Tuesday, June 29, 2010

Unschooling Social Studies

In an unschooling life, one doesn't in general, put schooly categories on learning but as this blog is more about posting some of the learning my youngest is doing while also helping others see the value of unschooling, this post is being put into the Social Studies column. That being said, I will also need to warn that the links may have strong language. My son filters himself, we are not raising him in a bubble away from the real world, and the real people in it. He understands that under the stress of war, men tend to use explicative language they in general would refrain from if they were addressing a middle school classroom. They are not, so the language is real to their situation.

In recent news, our current President has found the need to remove one of his top commanders from his post. I'm sure most of you have read about the situation with Gen. Stanley McChrystal. I kept seeing all the news blips, but I had to dig a little to find the Rolling Stones article. Strange as it may be, I'd rather read the actual article then the slanted news takes offered by much of the press. For those who haven't read the actual article, click here.

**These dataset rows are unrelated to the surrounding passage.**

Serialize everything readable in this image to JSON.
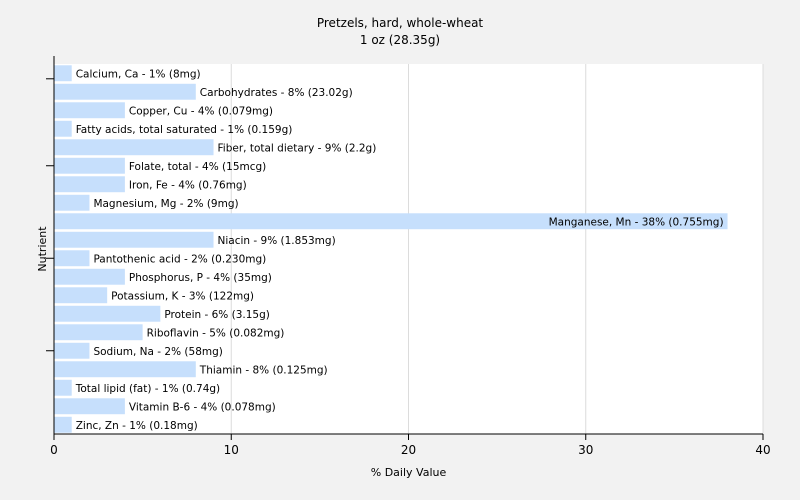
{
  "title": "Pretzels, hard, whole-wheat",
  "subtitle": "1 oz (28.35g)",
  "colors": {
    "background": "#f2f2f2",
    "plot_background": "#ffffff",
    "bar": "#c6dffc",
    "grid": "#dcdcdc",
    "axis": "#000000"
  },
  "chart_data": {
    "type": "bar",
    "orientation": "horizontal",
    "xlabel": "% Daily Value",
    "ylabel": "Nutrient",
    "xlim": [
      0,
      40
    ],
    "xticks": [
      0,
      10,
      20,
      30,
      40
    ],
    "grid": true,
    "categories": [
      "Calcium, Ca",
      "Carbohydrates",
      "Copper, Cu",
      "Fatty acids, total saturated",
      "Fiber, total dietary",
      "Folate, total",
      "Iron, Fe",
      "Magnesium, Mg",
      "Manganese, Mn",
      "Niacin",
      "Pantothenic acid",
      "Phosphorus, P",
      "Potassium, K",
      "Protein",
      "Riboflavin",
      "Sodium, Na",
      "Thiamin",
      "Total lipid (fat)",
      "Vitamin B-6",
      "Zinc, Zn"
    ],
    "values": [
      1,
      8,
      4,
      1,
      9,
      4,
      4,
      2,
      38,
      9,
      2,
      4,
      3,
      6,
      5,
      2,
      8,
      1,
      4,
      1
    ],
    "labels": [
      "Calcium, Ca - 1% (8mg)",
      "Carbohydrates - 8% (23.02g)",
      "Copper, Cu - 4% (0.079mg)",
      "Fatty acids, total saturated - 1% (0.159g)",
      "Fiber, total dietary - 9% (2.2g)",
      "Folate, total - 4% (15mcg)",
      "Iron, Fe - 4% (0.76mg)",
      "Magnesium, Mg - 2% (9mg)",
      "Manganese, Mn - 38% (0.755mg)",
      "Niacin - 9% (1.853mg)",
      "Pantothenic acid - 2% (0.230mg)",
      "Phosphorus, P - 4% (35mg)",
      "Potassium, K - 3% (122mg)",
      "Protein - 6% (3.15g)",
      "Riboflavin - 5% (0.082mg)",
      "Sodium, Na - 2% (58mg)",
      "Thiamin - 8% (0.125mg)",
      "Total lipid (fat) - 1% (0.74g)",
      "Vitamin B-6 - 4% (0.078mg)",
      "Zinc, Zn - 1% (0.18mg)"
    ]
  }
}
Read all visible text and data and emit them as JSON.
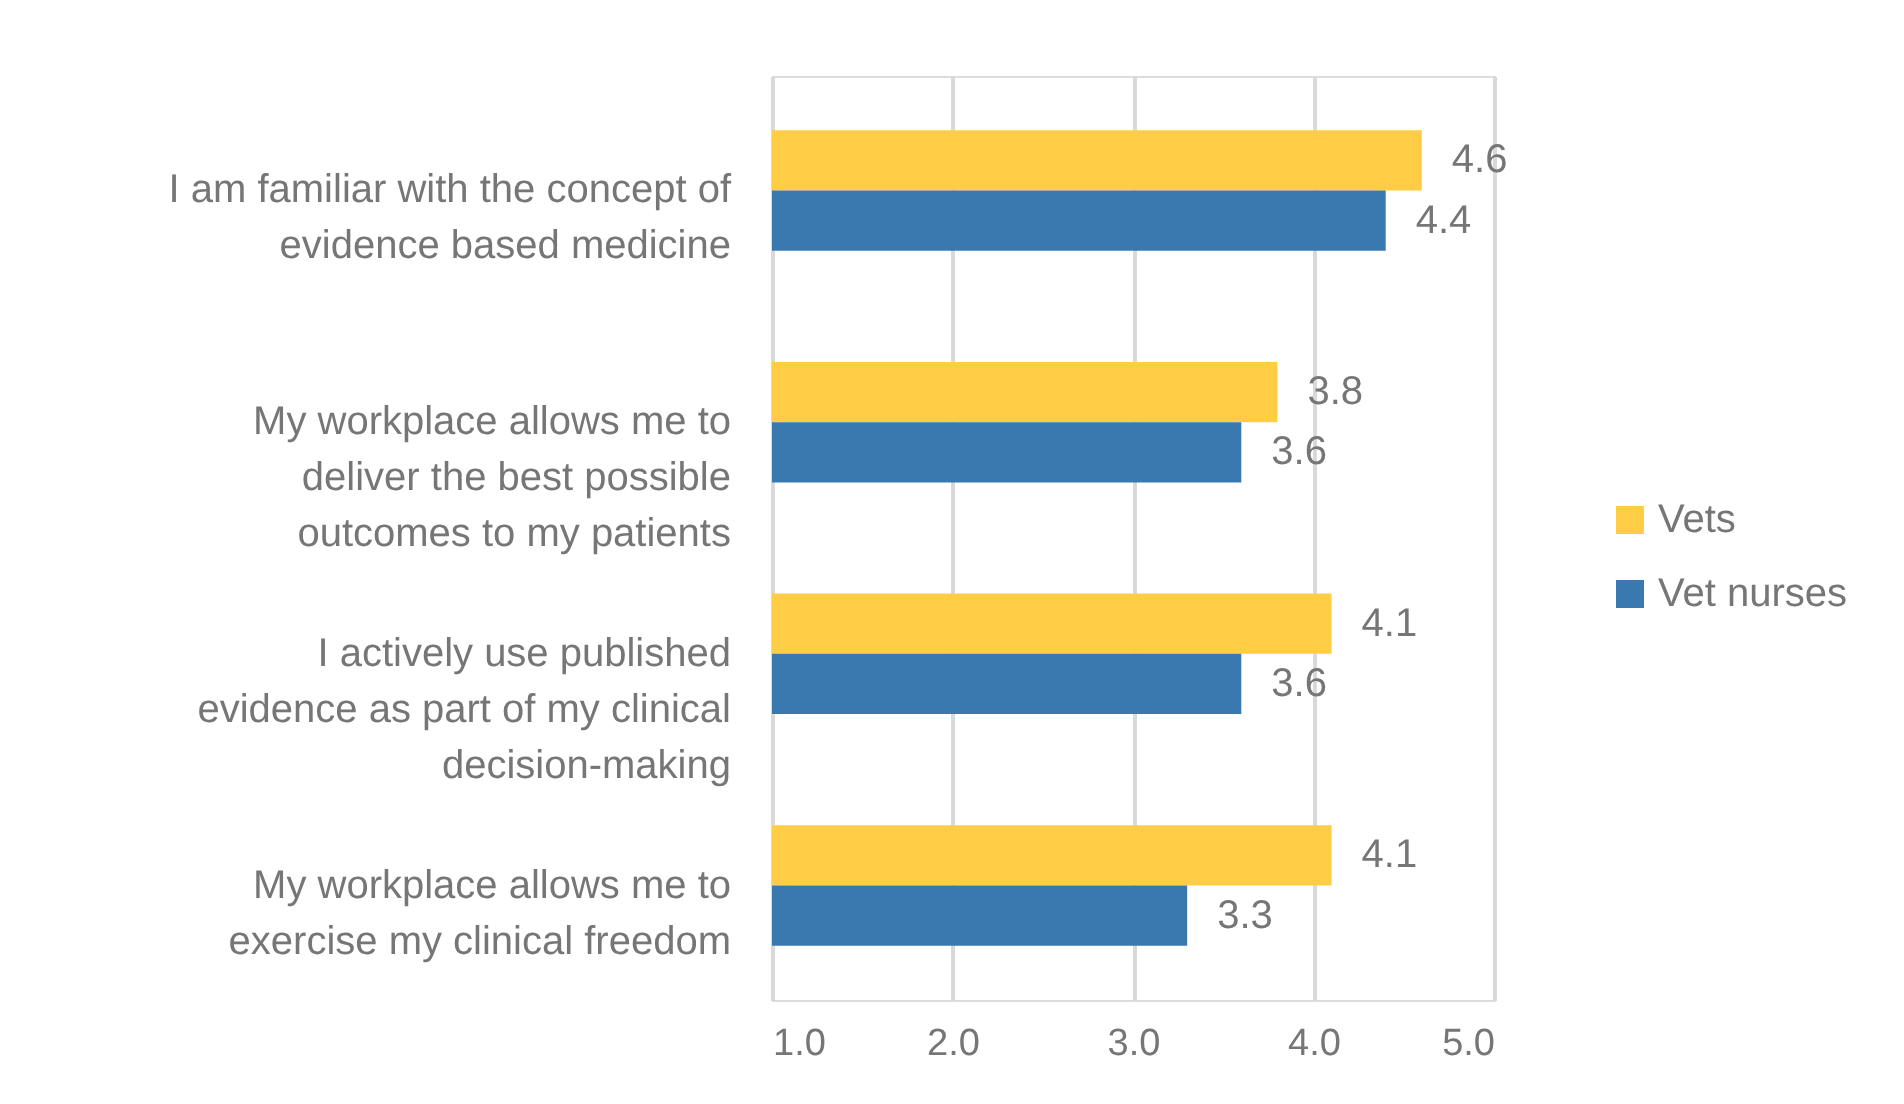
{
  "chart_data": {
    "type": "bar",
    "orientation": "horizontal",
    "categories": [
      "I am familiar with the concept of\nevidence based medicine",
      "My workplace allows me to\ndeliver the best possible\noutcomes to my patients",
      "I actively use published\nevidence as part of my clinical\ndecision-making",
      "My workplace allows me to\nexercise my clinical freedom"
    ],
    "series": [
      {
        "name": "Vets",
        "color": "#ffcd45",
        "values": [
          4.6,
          3.8,
          4.1,
          4.1
        ]
      },
      {
        "name": "Vet nurses",
        "color": "#3a78b0",
        "values": [
          4.4,
          3.6,
          3.6,
          3.3
        ]
      }
    ],
    "xlim": [
      1,
      5
    ],
    "xticks": [
      {
        "value": 1,
        "label": "1.0"
      },
      {
        "value": 2,
        "label": "2.0"
      },
      {
        "value": 3,
        "label": "3.0"
      },
      {
        "value": 4,
        "label": "4.0"
      },
      {
        "value": 5,
        "label": "5.0"
      }
    ],
    "grid": "x",
    "legend": "right",
    "data_labels": true
  }
}
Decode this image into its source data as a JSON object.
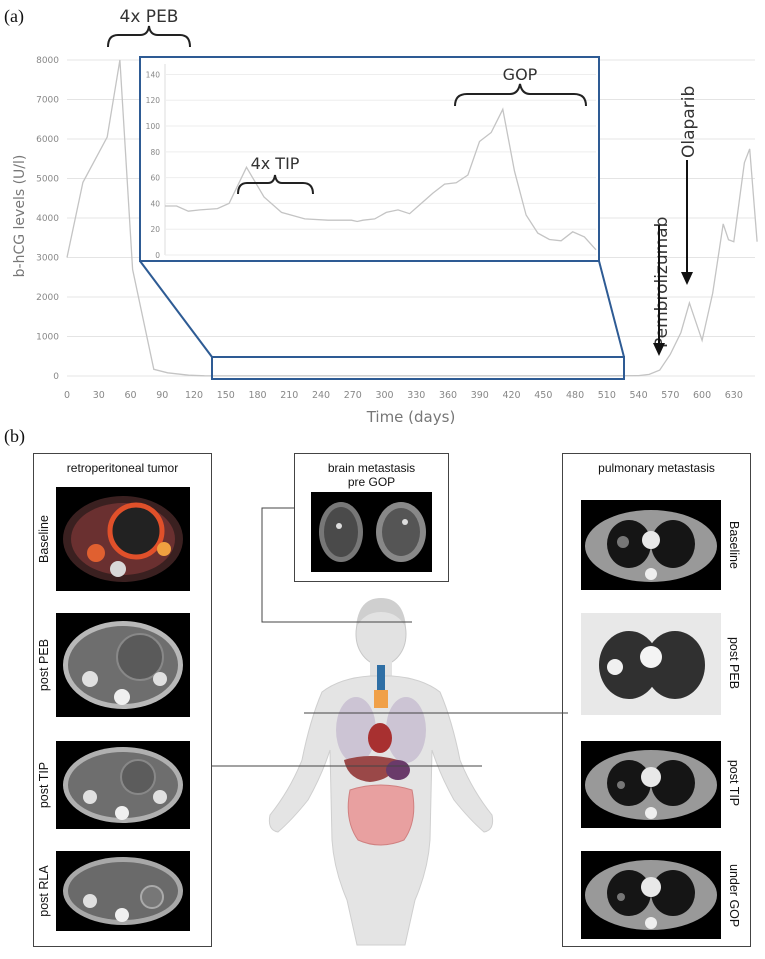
{
  "panel_a_label": "(a)",
  "panel_b_label": "(b)",
  "chart_data": {
    "type": "line",
    "title": "",
    "xlabel": "Time (days)",
    "ylabel": "b-hCG levels (U/l)",
    "xlim": [
      0,
      650
    ],
    "ylim": [
      0,
      8000
    ],
    "xticks": [
      0,
      30,
      60,
      90,
      120,
      150,
      180,
      210,
      240,
      270,
      300,
      330,
      360,
      390,
      420,
      450,
      480,
      510,
      540,
      570,
      600,
      630
    ],
    "yticks": [
      0,
      1000,
      2000,
      3000,
      4000,
      5000,
      6000,
      7000,
      8000
    ],
    "series": [
      {
        "name": "b-hCG",
        "x": [
          0,
          15,
          38,
          50,
          62,
          82,
          95,
          115,
          130,
          140,
          510,
          540,
          550,
          560,
          570,
          580,
          588,
          600,
          610,
          620,
          625,
          630,
          640,
          645,
          652
        ],
        "y": [
          3000,
          4900,
          6050,
          8000,
          2700,
          170,
          80,
          20,
          5,
          2,
          2,
          10,
          40,
          150,
          550,
          1100,
          1850,
          900,
          2100,
          3850,
          3450,
          3400,
          5400,
          5750,
          3400
        ]
      }
    ],
    "inset": {
      "ylim": [
        0,
        145
      ],
      "yticks": [
        0,
        20,
        40,
        60,
        80,
        100,
        120,
        140
      ],
      "x": [
        140,
        150,
        160,
        170,
        185,
        195,
        210,
        225,
        240,
        260,
        280,
        300,
        305,
        310,
        320,
        330,
        340,
        350,
        360,
        370,
        380,
        390,
        400,
        410,
        420,
        430,
        440,
        450,
        460,
        470,
        480,
        490,
        500,
        510
      ],
      "y": [
        38,
        38,
        34,
        35,
        36,
        40,
        68,
        45,
        33,
        28,
        27,
        27,
        26,
        27,
        28,
        33,
        35,
        32,
        40,
        48,
        55,
        56,
        62,
        88,
        95,
        113,
        65,
        31,
        17,
        12,
        11,
        18,
        14,
        4
      ]
    },
    "annotations": [
      {
        "text": "4x PEB"
      },
      {
        "text": "4x TIP"
      },
      {
        "text": "GOP"
      },
      {
        "text": "Pembrolizumab"
      },
      {
        "text": "Olaparib"
      }
    ]
  },
  "panel_b": {
    "left_box": {
      "title": "retroperitoneal tumor",
      "items": [
        {
          "label": "Baseline"
        },
        {
          "label": "post PEB"
        },
        {
          "label": "post TIP"
        },
        {
          "label": "post RLA"
        }
      ]
    },
    "center_box": {
      "title_line1": "brain metastasis",
      "title_line2": "pre GOP"
    },
    "right_box": {
      "title": "pulmonary metastasis",
      "items": [
        {
          "label": "Baseline"
        },
        {
          "label": "post PEB"
        },
        {
          "label": "post TIP"
        },
        {
          "label": "under GOP"
        }
      ]
    }
  },
  "colors": {
    "line": "#c8c8c8",
    "inset_border": "#2e5b94",
    "axis_text": "#888888"
  }
}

As I read this article, I kept thinking that my son would really enjoy reading about Gen. Stanley McChrystal and his team. See, my son has been of a military mind since he was three. Actually, much earlier, as he preferred being read to from a Military Airplane and Helicopter Encyclopedia over baby books. He, also, preferred pictures of the Blue Angels and aircraft carriers, over Blue's Clue's or Teletubbies which were all the rage when he was small. We never really figured out exactly why he had such a strong love for everything military, but he did, so I catered to it. Yes, I was an enabler. I admit to spending much time looking for the closest fit to military issue boots in toddler sizes. You wouldn't believe just how hard it is to locate appropriate BDU (Battle Dress Uniform) in his small size so I learned to sew them for him, per his correct camouflage requirements. =) Happy memories. Anyway, my little military man grew and continued wanting to be a top ranking Special Force Officer until 9/11. That was the day the reality of war came home to my young soldier. That was the day, he decided he would just play soldier, but as a career, he would become a game maker so all those kids who lost their dads would have something to help them smile again. He wasn't even four years old, yet.

So the other day when this news broke about Gen. McChrystal, I found I really wanted to know the back story and after reading it, I knew it would be insight my son would enjoy. He sat down to read the article and was soon engaged in it. He came away with quite a bit of respect for McChrystal. We talked of the 'political' ramifications and such and just what caused the problem. Simply put, McChrystal made his mistake when he spoke candidly in front of a man who makes his living with words. This lead us into discussing the 'expertise' of different people and how one goes about putting together a great team. Different people have different skills and sometimes, the least likely source is the exact one you may need.

As we talked, Dateline came on. They were showing their story on 'A Father's Mission' It's the story of a career military man who lead a group of parents to find out what happened to their sons in Afghanistan when they were sent to a remote and isolated area. They showed the video the young men took as they dug in. The pictures say more then anything else could. We backed it up a few times to really look at the terrain. My son, who has now been engrossed in all things strategic for over ten years now, couldn't believe where they had been ordered to build their outpost! Here, a twelve year old, could clearly see the error of the ones making the orders. The soldiers knew it. The videos clearly show they knew it, but they were good soldiers, so they did as they were told.

Well, as blogger is a "public" forum, I'll refrain from stating just what we believe happened. Our prayers go out to the families and friends of these brave men. Our prayers go out to our leaders that they use good judgment in their deployment of our soldiers in the future. Watch the video for yourself, then pray for our Military.